IT turns out the other half — or at least the tiny slice who live at the top of the wealth pyramid — are not sleeping any better than the rest of America.
At a closed-door meeting of advisers to family offices — which serve families who typically are worth more than $500 million — I learned that the super-rich are just as concerned about the future as everyone else.
Even though the stock market has rebounded from its March 9 low, the family office advisers said many of their wealthiest clients were bracing for more bad news and wondering how it would affect their family unity.
“They are now looking at financial planning and things middle-class families live by,” Kathryn McCarthy, a leading adviser to wealthy families, including the Rockefellers, said at the gathering this week convened by Bessemer Trust.
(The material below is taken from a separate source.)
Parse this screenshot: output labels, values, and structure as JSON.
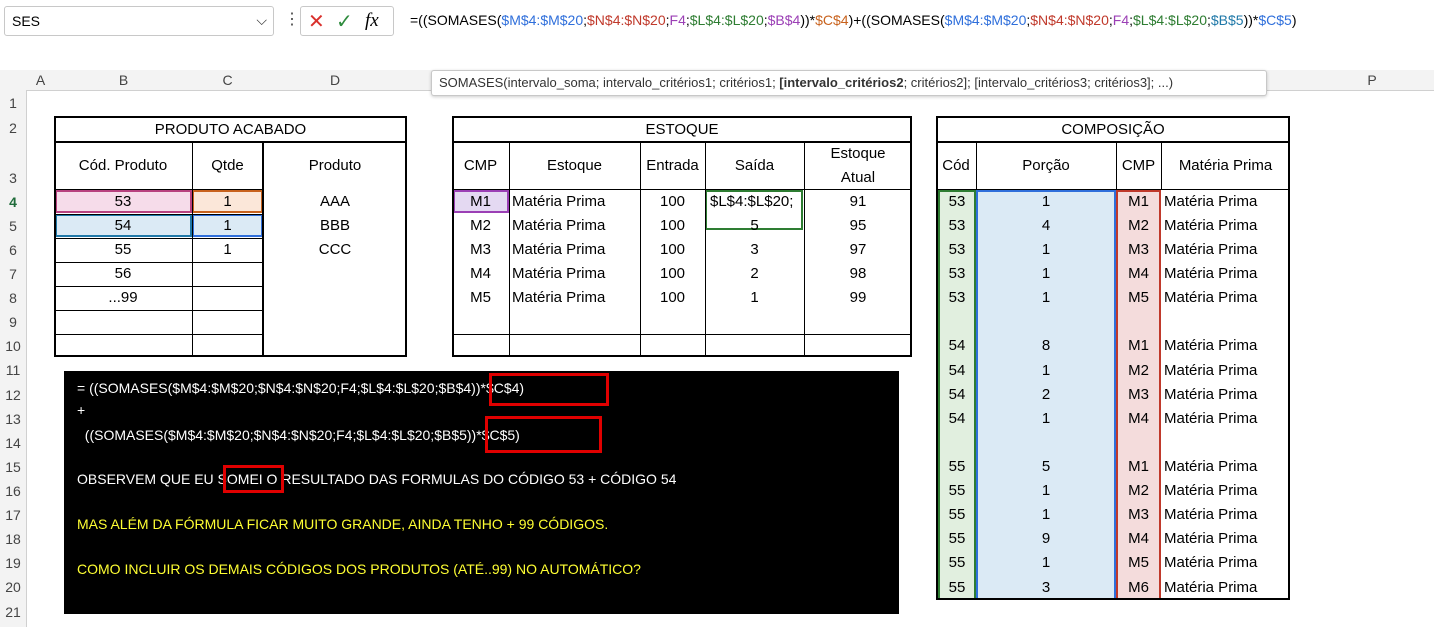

Before you start laughing up your sleeve, be advised that this is not a good thing. When the super-rich get cold feet, the rest of America gets swine flu. They are, after all, the people who might finance new companies that create jobs, make big investments to support existing companies and spread their wealth throughout the economy.
According to a study the Family Office Exchange plans to release this month, the super-rich are most worried about what they do not know. Some 45 percent of the 108 ultrahigh-net-worth families surveyed in August ranked the economy and financial markets as their No. 1 concern. They were most concerned about government intervention in the financial markets and a commercial real estate bust.
Historically, the super-rich have focused mostly on family dynamics, since so much of their wealth is linked together and could be endangered by a rift. But the sudden decline in wealth — even if they still have hundreds of millions of dollars — has prompted soul-searching. The bad news is they are not confident about the American economy. The better news is they are looking at their families in a way that the average American could learn from. ...
Read the rest here. With record millions of unemployed and underemployed having trouble making ends meet, it's hard to feel much sympathy for those whose net worth is in the nine figures. But as the article notes, when the rich get a cold, the rest of us get pneumonia. If the super rich, who generally have access to far better and more lucrative investment advice and opportunities, are worried, that's hardly a positive sign.